Ultimately, the movement away from race-based medicine does not eliminate the need for clinical judgment; rather, it requires a more precise application of that judgment. Pharmacists must critically evaluate the evidence underlying historical prescribing practices, recognize the limitations of race-based frameworks, and advocate for patient-centered approaches grounded in biology, clinical context, and individualized risk assessment. As health care continues to evolve, pharmacists will remain essential in helping translate precision medicine into everyday clinical practice.

The Current Moment: Medicine in Transition

Modern medicine is undergoing a broad transition away from race-based clinical decision-making. Across multiple specialties, professional organizations have increasingly adopted race-neutral frameworks in favor of approaches grounded in directly measured biologic and clinical variables. In nephrology, the National Kidney Foundation and American Society of Nephrology recommended in 2021 that US laboratories adopt the race-free CKD-EPI equation, a position reinforced by the 2024 KDIGO guidelines, which explicitly discourage inclusion of race in eGFR estimation.8,33 Similarly, pulmonary medicine has shifted toward race-neutral spirometry reference equations, with the American Thoracic Society and European Respiratory Society recommending replacement of race-adjusted models with the Global Lung Function Initiative equations, a position further reinforced in the 2026 GOLD guidelines for chronic obstructive pulmonary disease.34,35 In cardiovascular medicine, the AHA PREVENT equations intentionally excluded race from cardiovascular risk prediction and have increasingly replaced the race-based pooled cohort equations in contemporary guideline recommendations.15

Despite this progress, elements of race-based medicine remain embedded within clinical practice.
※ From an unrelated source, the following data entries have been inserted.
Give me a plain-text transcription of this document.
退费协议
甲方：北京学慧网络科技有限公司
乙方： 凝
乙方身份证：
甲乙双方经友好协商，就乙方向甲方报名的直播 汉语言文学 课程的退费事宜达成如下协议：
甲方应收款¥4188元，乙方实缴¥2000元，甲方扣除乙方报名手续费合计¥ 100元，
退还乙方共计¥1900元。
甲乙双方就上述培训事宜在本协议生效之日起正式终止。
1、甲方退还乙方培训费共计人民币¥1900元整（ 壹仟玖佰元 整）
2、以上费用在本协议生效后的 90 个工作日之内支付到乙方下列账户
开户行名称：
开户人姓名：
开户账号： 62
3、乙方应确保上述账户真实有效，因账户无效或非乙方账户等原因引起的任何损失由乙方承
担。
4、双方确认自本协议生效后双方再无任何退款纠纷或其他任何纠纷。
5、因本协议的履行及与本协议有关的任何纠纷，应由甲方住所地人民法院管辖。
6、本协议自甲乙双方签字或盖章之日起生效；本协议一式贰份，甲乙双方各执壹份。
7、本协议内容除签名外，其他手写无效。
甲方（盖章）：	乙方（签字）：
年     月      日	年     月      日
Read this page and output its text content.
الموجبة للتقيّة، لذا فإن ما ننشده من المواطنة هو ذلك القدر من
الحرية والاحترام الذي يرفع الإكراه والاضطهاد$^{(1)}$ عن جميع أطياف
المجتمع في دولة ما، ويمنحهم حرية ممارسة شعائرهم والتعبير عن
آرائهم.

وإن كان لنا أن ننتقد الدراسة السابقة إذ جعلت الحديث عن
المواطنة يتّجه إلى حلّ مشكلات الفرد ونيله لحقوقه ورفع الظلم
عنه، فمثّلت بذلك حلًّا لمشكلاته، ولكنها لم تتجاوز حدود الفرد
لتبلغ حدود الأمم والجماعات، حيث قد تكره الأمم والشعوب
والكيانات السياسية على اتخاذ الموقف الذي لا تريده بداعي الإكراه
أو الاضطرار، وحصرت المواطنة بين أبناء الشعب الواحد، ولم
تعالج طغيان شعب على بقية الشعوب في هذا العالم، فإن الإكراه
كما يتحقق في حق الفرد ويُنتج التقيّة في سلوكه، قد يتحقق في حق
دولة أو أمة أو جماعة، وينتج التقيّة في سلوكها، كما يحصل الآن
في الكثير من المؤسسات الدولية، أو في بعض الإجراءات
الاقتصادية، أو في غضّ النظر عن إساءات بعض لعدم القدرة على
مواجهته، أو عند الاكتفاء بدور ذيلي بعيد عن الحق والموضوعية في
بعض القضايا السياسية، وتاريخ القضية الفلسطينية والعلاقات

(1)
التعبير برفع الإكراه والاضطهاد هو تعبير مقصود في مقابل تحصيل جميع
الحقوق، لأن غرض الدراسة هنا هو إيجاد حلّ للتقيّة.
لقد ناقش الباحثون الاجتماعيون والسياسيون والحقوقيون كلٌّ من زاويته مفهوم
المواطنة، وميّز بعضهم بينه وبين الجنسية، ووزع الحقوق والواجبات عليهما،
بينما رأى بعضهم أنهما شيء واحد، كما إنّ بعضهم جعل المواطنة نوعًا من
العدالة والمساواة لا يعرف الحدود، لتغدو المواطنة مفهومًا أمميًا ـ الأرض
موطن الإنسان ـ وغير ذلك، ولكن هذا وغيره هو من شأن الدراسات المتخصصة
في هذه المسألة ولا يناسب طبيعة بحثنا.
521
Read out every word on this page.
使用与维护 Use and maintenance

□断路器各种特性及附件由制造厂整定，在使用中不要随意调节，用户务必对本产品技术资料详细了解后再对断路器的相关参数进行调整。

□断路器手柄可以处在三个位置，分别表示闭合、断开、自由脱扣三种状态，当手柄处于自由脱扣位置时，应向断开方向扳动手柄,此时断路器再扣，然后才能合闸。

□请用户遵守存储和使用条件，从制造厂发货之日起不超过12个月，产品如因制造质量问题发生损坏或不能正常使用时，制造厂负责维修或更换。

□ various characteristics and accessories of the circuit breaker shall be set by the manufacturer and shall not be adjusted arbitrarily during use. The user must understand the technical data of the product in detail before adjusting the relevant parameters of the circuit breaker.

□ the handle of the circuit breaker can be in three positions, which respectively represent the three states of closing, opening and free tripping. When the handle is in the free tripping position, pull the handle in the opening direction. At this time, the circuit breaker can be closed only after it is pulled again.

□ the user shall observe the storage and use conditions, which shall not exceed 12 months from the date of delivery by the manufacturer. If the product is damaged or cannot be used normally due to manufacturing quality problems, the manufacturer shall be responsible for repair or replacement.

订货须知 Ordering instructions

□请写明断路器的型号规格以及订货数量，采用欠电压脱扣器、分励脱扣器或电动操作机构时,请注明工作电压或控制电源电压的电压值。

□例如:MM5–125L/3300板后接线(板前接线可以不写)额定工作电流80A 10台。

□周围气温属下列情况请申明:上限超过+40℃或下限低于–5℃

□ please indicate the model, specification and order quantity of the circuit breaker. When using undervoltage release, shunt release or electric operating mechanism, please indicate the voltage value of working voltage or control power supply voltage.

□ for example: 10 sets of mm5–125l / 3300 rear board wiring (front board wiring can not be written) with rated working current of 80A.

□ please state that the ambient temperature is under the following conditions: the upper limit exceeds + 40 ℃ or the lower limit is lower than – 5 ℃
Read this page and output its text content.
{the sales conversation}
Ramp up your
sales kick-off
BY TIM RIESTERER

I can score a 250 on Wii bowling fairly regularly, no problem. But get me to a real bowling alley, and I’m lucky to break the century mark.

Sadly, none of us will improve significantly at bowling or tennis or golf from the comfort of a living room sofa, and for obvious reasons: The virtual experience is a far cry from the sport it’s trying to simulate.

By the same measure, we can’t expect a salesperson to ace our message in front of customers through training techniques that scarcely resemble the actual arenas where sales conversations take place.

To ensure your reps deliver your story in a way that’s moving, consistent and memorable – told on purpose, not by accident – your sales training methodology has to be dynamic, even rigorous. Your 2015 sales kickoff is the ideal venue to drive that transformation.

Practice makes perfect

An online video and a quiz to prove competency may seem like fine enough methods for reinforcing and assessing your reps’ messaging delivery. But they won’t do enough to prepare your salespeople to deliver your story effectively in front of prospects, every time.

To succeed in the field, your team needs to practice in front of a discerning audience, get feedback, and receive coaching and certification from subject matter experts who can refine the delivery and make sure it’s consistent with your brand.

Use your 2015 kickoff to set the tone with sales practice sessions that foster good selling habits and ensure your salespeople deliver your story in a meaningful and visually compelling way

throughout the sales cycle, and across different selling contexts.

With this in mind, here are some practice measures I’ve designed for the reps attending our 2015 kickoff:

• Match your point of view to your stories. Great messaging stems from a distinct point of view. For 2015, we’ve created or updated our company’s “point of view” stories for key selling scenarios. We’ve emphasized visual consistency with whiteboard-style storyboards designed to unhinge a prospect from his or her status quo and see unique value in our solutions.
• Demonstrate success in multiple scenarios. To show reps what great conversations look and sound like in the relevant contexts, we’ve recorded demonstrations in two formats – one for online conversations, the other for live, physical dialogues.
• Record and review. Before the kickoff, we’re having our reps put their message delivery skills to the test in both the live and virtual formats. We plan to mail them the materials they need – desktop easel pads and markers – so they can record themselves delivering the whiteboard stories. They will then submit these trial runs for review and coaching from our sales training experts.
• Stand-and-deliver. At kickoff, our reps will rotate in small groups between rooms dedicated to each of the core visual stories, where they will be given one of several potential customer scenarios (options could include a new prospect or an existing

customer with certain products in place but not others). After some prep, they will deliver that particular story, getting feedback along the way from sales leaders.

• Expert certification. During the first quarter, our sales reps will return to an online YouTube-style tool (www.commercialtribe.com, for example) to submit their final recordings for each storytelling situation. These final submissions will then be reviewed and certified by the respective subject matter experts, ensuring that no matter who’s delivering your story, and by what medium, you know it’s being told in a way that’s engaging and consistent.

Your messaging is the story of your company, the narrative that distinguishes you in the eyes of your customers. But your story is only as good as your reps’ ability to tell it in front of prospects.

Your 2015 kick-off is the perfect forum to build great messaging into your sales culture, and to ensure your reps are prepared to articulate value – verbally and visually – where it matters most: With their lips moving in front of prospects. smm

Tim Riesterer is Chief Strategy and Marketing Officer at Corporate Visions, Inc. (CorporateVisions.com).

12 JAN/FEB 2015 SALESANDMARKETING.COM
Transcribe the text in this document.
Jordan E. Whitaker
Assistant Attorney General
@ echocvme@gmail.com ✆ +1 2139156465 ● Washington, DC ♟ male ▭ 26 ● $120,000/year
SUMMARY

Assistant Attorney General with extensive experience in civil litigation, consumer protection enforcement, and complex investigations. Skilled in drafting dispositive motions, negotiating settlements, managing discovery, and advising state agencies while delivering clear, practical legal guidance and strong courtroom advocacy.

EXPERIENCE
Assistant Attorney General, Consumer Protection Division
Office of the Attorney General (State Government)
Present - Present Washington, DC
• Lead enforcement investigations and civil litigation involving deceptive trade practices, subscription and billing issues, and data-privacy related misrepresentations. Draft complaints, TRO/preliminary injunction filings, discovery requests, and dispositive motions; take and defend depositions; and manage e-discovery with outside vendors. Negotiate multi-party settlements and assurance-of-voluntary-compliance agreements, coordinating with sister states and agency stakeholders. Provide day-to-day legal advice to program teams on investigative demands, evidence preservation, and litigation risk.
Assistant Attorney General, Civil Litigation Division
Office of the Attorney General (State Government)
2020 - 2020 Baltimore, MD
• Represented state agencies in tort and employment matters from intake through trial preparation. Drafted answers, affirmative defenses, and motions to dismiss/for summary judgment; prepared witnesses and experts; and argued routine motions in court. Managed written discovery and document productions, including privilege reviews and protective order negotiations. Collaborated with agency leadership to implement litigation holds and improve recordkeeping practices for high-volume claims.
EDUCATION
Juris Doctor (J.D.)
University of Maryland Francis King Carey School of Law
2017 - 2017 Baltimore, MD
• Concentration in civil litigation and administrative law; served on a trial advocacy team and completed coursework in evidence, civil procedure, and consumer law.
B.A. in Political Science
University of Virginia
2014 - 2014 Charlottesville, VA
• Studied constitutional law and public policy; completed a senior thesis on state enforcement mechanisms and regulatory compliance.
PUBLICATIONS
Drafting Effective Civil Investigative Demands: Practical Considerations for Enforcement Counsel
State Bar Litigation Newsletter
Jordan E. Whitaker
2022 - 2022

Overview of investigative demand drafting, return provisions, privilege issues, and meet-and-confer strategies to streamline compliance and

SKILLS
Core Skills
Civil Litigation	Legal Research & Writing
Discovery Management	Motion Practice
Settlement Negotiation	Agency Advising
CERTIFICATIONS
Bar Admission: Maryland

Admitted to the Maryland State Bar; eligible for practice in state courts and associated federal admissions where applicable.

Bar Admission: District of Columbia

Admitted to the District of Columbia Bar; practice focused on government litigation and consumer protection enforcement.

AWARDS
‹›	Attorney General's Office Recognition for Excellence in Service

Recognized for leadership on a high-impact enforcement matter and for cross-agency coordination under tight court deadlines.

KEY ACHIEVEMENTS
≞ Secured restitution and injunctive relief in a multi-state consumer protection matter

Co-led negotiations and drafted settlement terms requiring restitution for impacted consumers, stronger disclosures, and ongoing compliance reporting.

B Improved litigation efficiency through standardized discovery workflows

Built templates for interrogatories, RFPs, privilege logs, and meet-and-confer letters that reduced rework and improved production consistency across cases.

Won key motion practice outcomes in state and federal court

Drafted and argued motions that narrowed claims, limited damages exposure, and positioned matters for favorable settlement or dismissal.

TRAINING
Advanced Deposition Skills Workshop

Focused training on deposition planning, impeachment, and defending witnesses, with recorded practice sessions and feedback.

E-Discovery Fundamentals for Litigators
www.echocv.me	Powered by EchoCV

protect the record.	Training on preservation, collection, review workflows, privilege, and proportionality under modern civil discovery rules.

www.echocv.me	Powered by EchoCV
The pooled cohort equations continue to be incorporated into many electronic health record systems and prescribing workflows despite the emergence of race-neutral alternatives.¹¹ BiDil also remains the only FDA-approved race-specific medication, reflecting the continued influence of historical population-based frameworks on contemporary therapeutics.36 More broadly, recent analyses suggest that race and ethnicity continue to appear in numerous clinical risk calculators, prescribing recommendations, and device performance considerations across medicine.37

Taken together, these developments reflect a broader shift toward individualized, biologically informed care. Increasing emphasis is being placed on genotype, biomarkers, comorbid disease states, social determinants of health, and environmental exposures rather than broad racial categories alone. However, implementation of these changes remains inconsistent, and the well-documented delay between emerging evidence and routine clinical adoption suggests that race-based frameworks may continue to influence patient care for years to come.16 The challenge moving forward is not solely the removal of race from clinical algorithms, but the development and equitable implementation of more precise alternatives that improve care without unintentionally reinforcing existing disparities.